Tuesday, March 10, 2015

Barney Is 95 - and Still Serving Food

I'm referring to the newish Barney's Beanery on the Redondo Pier. 

Me and I and my posse used to frequent the original in West Hollywood  for it's cheap food and accepting attitude toward hippies, rock'n roll performers, writers and generally speaking, the flotsam and jetsam of the younger generation. 

We were shabby-looking and so was Barney's.  No surprise, we were hippies so it was mandatory to look weird and Barney's was opened in 1920 and didn't look appreciably re-decorated since then.
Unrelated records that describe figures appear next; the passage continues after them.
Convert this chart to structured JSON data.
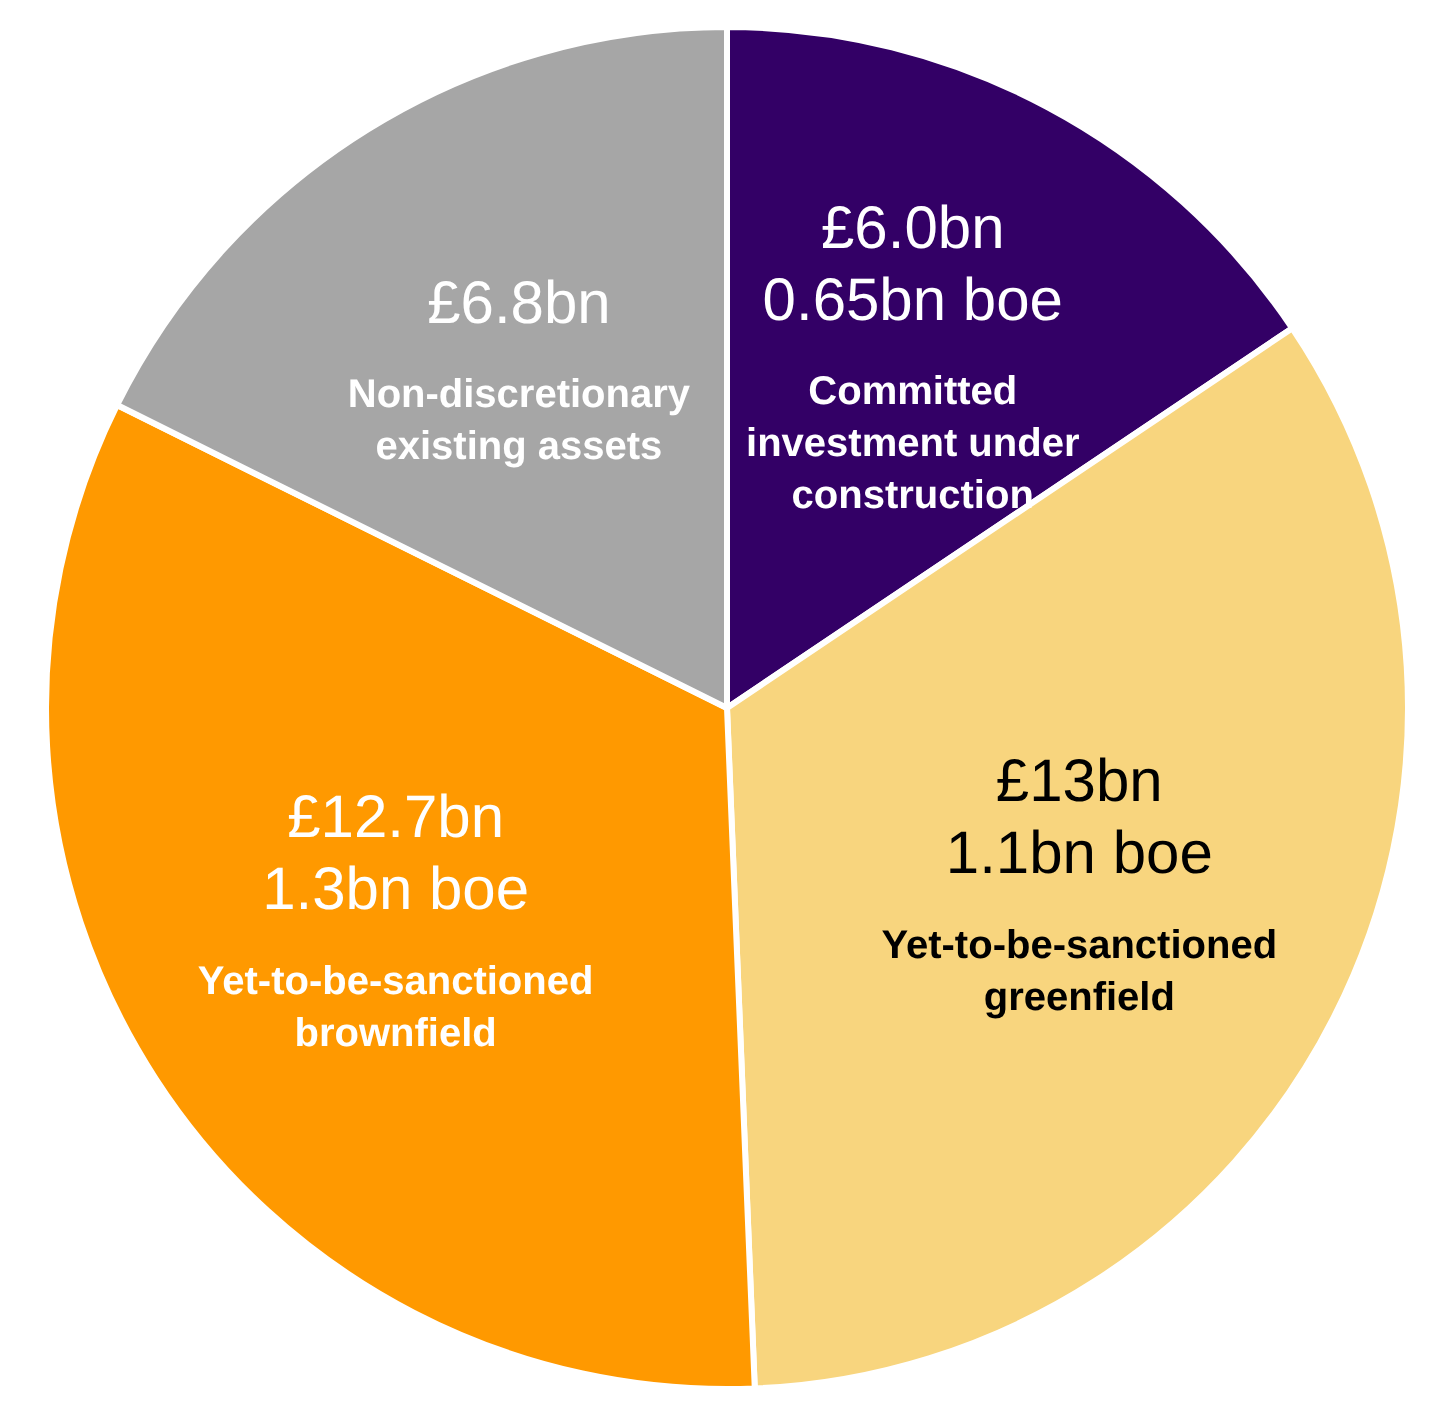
{
  "chart_data": {
    "type": "pie",
    "categories": [
      "Committed investment under construction",
      "Yet-to-be-sanctioned greenfield",
      "Yet-to-be-sanctioned brownfield",
      "Non-discretionary existing assets"
    ],
    "values": [
      6.0,
      13,
      12.7,
      6.8
    ],
    "value_labels": [
      "£6.0bn",
      "£13bn",
      "£12.7bn",
      "£6.8bn"
    ],
    "annotations": [
      "0.65bn boe",
      "1.1bn boe",
      "1.3bn boe"
    ],
    "colors": [
      "#330066",
      "#f8d57e",
      "#ff9900",
      "#a6a6a6"
    ],
    "legend": false
  }
}
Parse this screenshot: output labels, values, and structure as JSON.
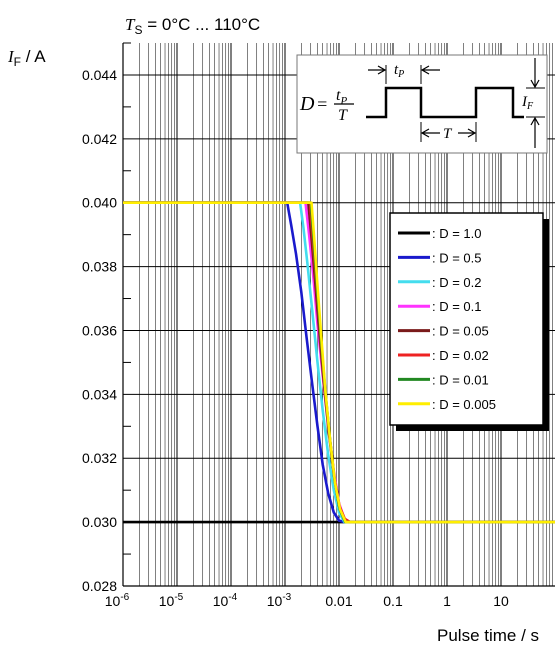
{
  "chart_data": {
    "type": "line",
    "title": "T_S = 0°C ... 110°C",
    "title_parts": {
      "var": "T",
      "sub": "S",
      "rest": " = 0°C ... 110°C"
    },
    "ylabel_parts": {
      "var": "I",
      "sub": "F",
      "rest": " / A"
    },
    "xlabel": "Pulse time / s",
    "x_scale": "log",
    "xlim": [
      1e-06,
      100
    ],
    "ylim": [
      0.028,
      0.045
    ],
    "x_ticks": [
      {
        "label": "10",
        "sup": "-6",
        "value": 1e-06
      },
      {
        "label": "10",
        "sup": "-5",
        "value": 1e-05
      },
      {
        "label": "10",
        "sup": "-4",
        "value": 0.0001
      },
      {
        "label": "10",
        "sup": "-3",
        "value": 0.001
      },
      {
        "label": "0.01",
        "sup": "",
        "value": 0.01
      },
      {
        "label": "0.1",
        "sup": "",
        "value": 0.1
      },
      {
        "label": "1",
        "sup": "",
        "value": 1
      },
      {
        "label": "10",
        "sup": "",
        "value": 10
      }
    ],
    "y_ticks": [
      "0.028",
      "0.030",
      "0.032",
      "0.034",
      "0.036",
      "0.038",
      "0.040",
      "0.042",
      "0.044"
    ],
    "grid": true,
    "legend_position": "right",
    "series": [
      {
        "name": ": D = 1.0",
        "color": "#000000",
        "x": [
          1e-06,
          100
        ],
        "y": [
          0.03,
          0.03
        ]
      },
      {
        "name": ": D = 0.5",
        "color": "#1a1acc",
        "x": [
          1e-06,
          0.0011,
          0.0013,
          0.0016,
          0.002,
          0.0025,
          0.0032,
          0.004,
          0.005,
          0.0063,
          0.008,
          0.01,
          0.0126,
          100
        ],
        "y": [
          0.04,
          0.04,
          0.0393,
          0.0384,
          0.0372,
          0.0358,
          0.0343,
          0.033,
          0.0318,
          0.0309,
          0.0303,
          0.03005,
          0.03,
          0.03
        ]
      },
      {
        "name": ": D = 0.2",
        "color": "#44ddee",
        "x": [
          1e-06,
          0.0019,
          0.0022,
          0.0026,
          0.0032,
          0.004,
          0.005,
          0.0063,
          0.008,
          0.01,
          0.0126,
          0.015,
          100
        ],
        "y": [
          0.04,
          0.04,
          0.0392,
          0.0381,
          0.0366,
          0.035,
          0.0335,
          0.0321,
          0.031,
          0.0303,
          0.03,
          0.03,
          0.03
        ]
      },
      {
        "name": ": D = 0.1",
        "color": "#ff33ff",
        "x": [
          1e-06,
          0.0024,
          0.0028,
          0.0033,
          0.004,
          0.005,
          0.0063,
          0.008,
          0.01,
          0.0126,
          0.016,
          100
        ],
        "y": [
          0.04,
          0.04,
          0.039,
          0.0378,
          0.0362,
          0.0346,
          0.033,
          0.0316,
          0.0306,
          0.0301,
          0.03,
          0.03
        ]
      },
      {
        "name": ": D = 0.05",
        "color": "#7a1a1a",
        "x": [
          1e-06,
          0.0027,
          0.0031,
          0.0036,
          0.0043,
          0.0052,
          0.0065,
          0.008,
          0.01,
          0.0126,
          0.016,
          100
        ],
        "y": [
          0.04,
          0.04,
          0.0389,
          0.0376,
          0.036,
          0.0344,
          0.0328,
          0.0315,
          0.0305,
          0.0301,
          0.03,
          0.03
        ]
      },
      {
        "name": ": D = 0.02",
        "color": "#ee2222",
        "x": [
          1e-06,
          0.0029,
          0.0033,
          0.0038,
          0.0045,
          0.0054,
          0.0067,
          0.0082,
          0.0102,
          0.0128,
          0.016,
          100
        ],
        "y": [
          0.04,
          0.04,
          0.0388,
          0.0375,
          0.0359,
          0.0343,
          0.0327,
          0.0314,
          0.0305,
          0.0301,
          0.03,
          0.03
        ]
      },
      {
        "name": ": D = 0.01",
        "color": "#228822",
        "x": [
          1e-06,
          0.003,
          0.0034,
          0.0039,
          0.0046,
          0.0055,
          0.0068,
          0.0083,
          0.0103,
          0.013,
          0.016,
          100
        ],
        "y": [
          0.04,
          0.04,
          0.0388,
          0.0374,
          0.0358,
          0.0342,
          0.0326,
          0.0313,
          0.0304,
          0.03,
          0.03,
          0.03
        ]
      },
      {
        "name": ": D = 0.005",
        "color": "#ffee00",
        "x": [
          1e-06,
          0.0031,
          0.0035,
          0.004,
          0.0047,
          0.0056,
          0.0069,
          0.0085,
          0.0105,
          0.0133,
          0.017,
          100
        ],
        "y": [
          0.04,
          0.04,
          0.0388,
          0.0374,
          0.0358,
          0.0341,
          0.0325,
          0.0312,
          0.0304,
          0.03,
          0.03,
          0.03
        ]
      }
    ],
    "inset": {
      "formula_lhs": "D",
      "formula_num": "t",
      "formula_num_sub": "P",
      "formula_den": "T",
      "pulse_label": "t",
      "pulse_label_sub": "P",
      "period_label": "T",
      "current_label": "I",
      "current_label_sub": "F"
    }
  }
}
We didn't know it then but the antique-looking porch light was actually a radio receiver for the convenience of customers.  If their car had a "Barney's Beam" they could confirm number of guests, generally what they'd order and how close they were to arrival. 

The founder and owner was a man named John "Barney" Anthony.  He joined the Navy in WW2 and got into cooking his hamburgers and onion soup for his mates.  When he got out of the Navy he tried to be a boxing manager, but didn't have the punch.  He decided to own his beanery, relying heavily on his hamburgers and onion soup in a Men Only setting.  Apparently that didn't work out too well because in 1958, Barney was forced to remove the sign that hung over the bar - "Fagots (sic) Stay Out."

Now there are six outlets, the newest being "ours" in Redondo.  We lunched there yesterday.  It's a huge space which you will see if you visit barneysbeanery.com.  Ocean and beach views out of every window and there are many windows.  The interior is broken up by partitions and there is a spacious patio out on the ocean-facing side. 

The menu amuses - for example Champagne Breakfast  chili-cheese hotdog and a bottle of Dom Perignon - $300. 

I ordered two grilled shrimp tacos ($8) and an order of onion rings (4.95)  The taco column offered roasted pineapple as an addition and I took them up on it.
The grilled shrimp looked as though they'd been boiled and then a kitchen torch was used to give them judiciously applied grill marks.   The onion rings were foolers - they looked crispy crunchy but were ... mushy? inside.

Richie ordered a medium bowl of chili ($4.95) which had something done to it to make it "Texas chili" ($1.00)

All of it was eminently edible, but ... indifferent somehow.  The old Barney's was just the same.  Cheapish food (no Kobe beef) indifferently cooked over the years. 

The ideal Barney's visit would be you and a group of friends to sit out on the patio and drink beer (Stella $3.50) and the hell with eating anything.